"They advise, we decide"

The report of the Commission on the Reform of Ontario's Public Services, aka the Drummond report, is due for public release tomorrow and Dalton McGuinty reminds us -- not for the first time -- that it will contain recommendations and not marching orders. This is one thing McGuinty has right. And incidentally, notice that he said "they" and not "he." Obviously he remembers what the press corps seems to have forgotten: it's the Drummond Commission and there are three other commissioners.
In fact the Queen's Park press corps has seemed prone to present Don Drummond as some kind of force of nature whose recommendations come infused with the same kind of inevitability as the darkness that must surely follow the dawn. For most it may just be an effort to make their copy more dramatic and compelling but in a few cases I suspect there's something a bit darker at work: a desire to promote an austerity agenda that's neither necessary nor desirable.

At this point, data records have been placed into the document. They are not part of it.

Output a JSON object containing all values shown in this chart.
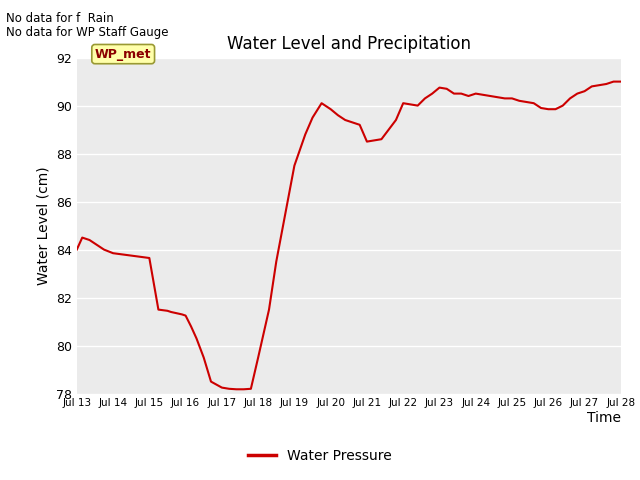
{
  "title": "Water Level and Precipitation",
  "xlabel": "Time",
  "ylabel": "Water Level (cm)",
  "ylim": [
    78,
    92
  ],
  "bg_color": "#ebebeb",
  "line_color": "#cc0000",
  "legend_label": "Water Pressure",
  "text_line1": "No data for f  Rain",
  "text_line2": "No data for WP Staff Gauge",
  "wp_met_label": "WP_met",
  "xtick_labels": [
    "Jul 13",
    "Jul 14",
    "Jul 15",
    "Jul 16",
    "Jul 17",
    "Jul 18",
    "Jul 19",
    "Jul 20",
    "Jul 21",
    "Jul 22",
    "Jul 23",
    "Jul 24",
    "Jul 25",
    "Jul 26",
    "Jul 27",
    "Jul 28"
  ],
  "yticks": [
    78,
    80,
    82,
    84,
    86,
    88,
    90,
    92
  ],
  "x_days": [
    0.0,
    0.15,
    0.35,
    0.55,
    0.75,
    1.0,
    1.25,
    1.5,
    1.75,
    2.0,
    2.25,
    2.5,
    2.6,
    2.75,
    2.9,
    3.0,
    3.15,
    3.3,
    3.5,
    3.6,
    3.7,
    4.0,
    4.2,
    4.4,
    4.6,
    4.8,
    5.0,
    5.3,
    5.5,
    5.75,
    6.0,
    6.3,
    6.5,
    6.75,
    6.85,
    7.0,
    7.2,
    7.4,
    7.6,
    7.8,
    8.0,
    8.2,
    8.4,
    8.6,
    8.8,
    9.0,
    9.2,
    9.4,
    9.6,
    9.8,
    10.0,
    10.2,
    10.4,
    10.6,
    10.8,
    11.0,
    11.2,
    11.4,
    11.6,
    11.8,
    12.0,
    12.2,
    12.4,
    12.6,
    12.8,
    13.0,
    13.2,
    13.4,
    13.6,
    13.8,
    14.0,
    14.2,
    14.4,
    14.6,
    14.8,
    15.0
  ],
  "y_vals": [
    84.0,
    84.5,
    84.4,
    84.2,
    84.0,
    83.85,
    83.8,
    83.75,
    83.7,
    83.65,
    81.5,
    81.45,
    81.4,
    81.35,
    81.3,
    81.25,
    80.8,
    80.3,
    79.5,
    79.0,
    78.5,
    78.25,
    78.2,
    78.18,
    78.18,
    78.2,
    79.5,
    81.5,
    83.5,
    85.5,
    87.5,
    88.8,
    89.5,
    90.1,
    90.0,
    89.85,
    89.6,
    89.4,
    89.3,
    89.2,
    88.5,
    88.55,
    88.6,
    89.0,
    89.4,
    90.1,
    90.05,
    90.0,
    90.3,
    90.5,
    90.75,
    90.7,
    90.5,
    90.5,
    90.4,
    90.5,
    90.45,
    90.4,
    90.35,
    90.3,
    90.3,
    90.2,
    90.15,
    90.1,
    89.9,
    89.85,
    89.85,
    90.0,
    90.3,
    90.5,
    90.6,
    90.8,
    90.85,
    90.9,
    91.0,
    91.0
  ]
}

If none of the recommendations from Drummond's report that have been leaked thus far include suggestions for increasing revenue rather than reducing expenditures, that's not because increases in revenue are impossible to find. It's because the Drummond Commission's mandate wasn't to manage the totality of the province's finances. The commission's mandate was to review the delivery of public services with an eye towards eliminating duplication, increasing efficiency and maximizing value. If tax increases aren't contemplated in the recommendations, it's because that restriction was placed on the commission by the government.

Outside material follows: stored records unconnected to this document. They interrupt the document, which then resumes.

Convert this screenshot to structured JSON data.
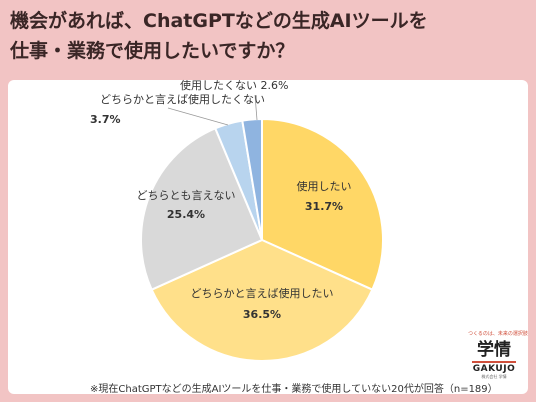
{
  "title_lines": [
    "機会があれば、ChatGPTなどの生成AIツールを",
    "仕事・業務で使用したいですか？"
  ],
  "footnote": "※現在ChatGPTなどの生成AIツールを仕事・業務で使用していない20代が回答（n=189）",
  "logo": {
    "tagline": "つくるのは、未来の選択肢",
    "kanji": "学情",
    "name": "GAKUJO",
    "sub": "株式会社 学情"
  },
  "chart_data": {
    "type": "pie",
    "title": "",
    "categories": [
      "使用したい",
      "どちらかと言えば使用したい",
      "どちらとも言えない",
      "どちらかと言えば使用したくない",
      "使用したくない"
    ],
    "values": [
      31.7,
      36.5,
      25.4,
      3.7,
      2.6
    ],
    "value_labels": [
      "31.7%",
      "36.5%",
      "25.4%",
      "3.7%",
      "2.6%"
    ],
    "colors": [
      "#ffd766",
      "#ffe08a",
      "#d9d9d9",
      "#b8d4ee",
      "#8fb4e0"
    ]
  }
}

Reviewing the state of Ontario's public services without consideration for tax increases was -- and remains, assuming the premier hasn't had a change of heart -- a political decision made by the McGuinty government. If they wanted to increase revenues, the premier and his finance minister could consider increasing corporate taxes, increasing the marginal tax rates on the wealthiest in the province or raising resource royalties. Or all three.
I'll be pleasantly surprised if any of those options are included in the budget Finance Minister Dwight Duncan tables next month but I don't expect to see anything more than a delay on further cuts to the corporate income tax rate. I expect to dislike that budget a great deal but I won't waste a lot of time cursing Don Drummond for it. It will be entirely on Duncan and McGuinty.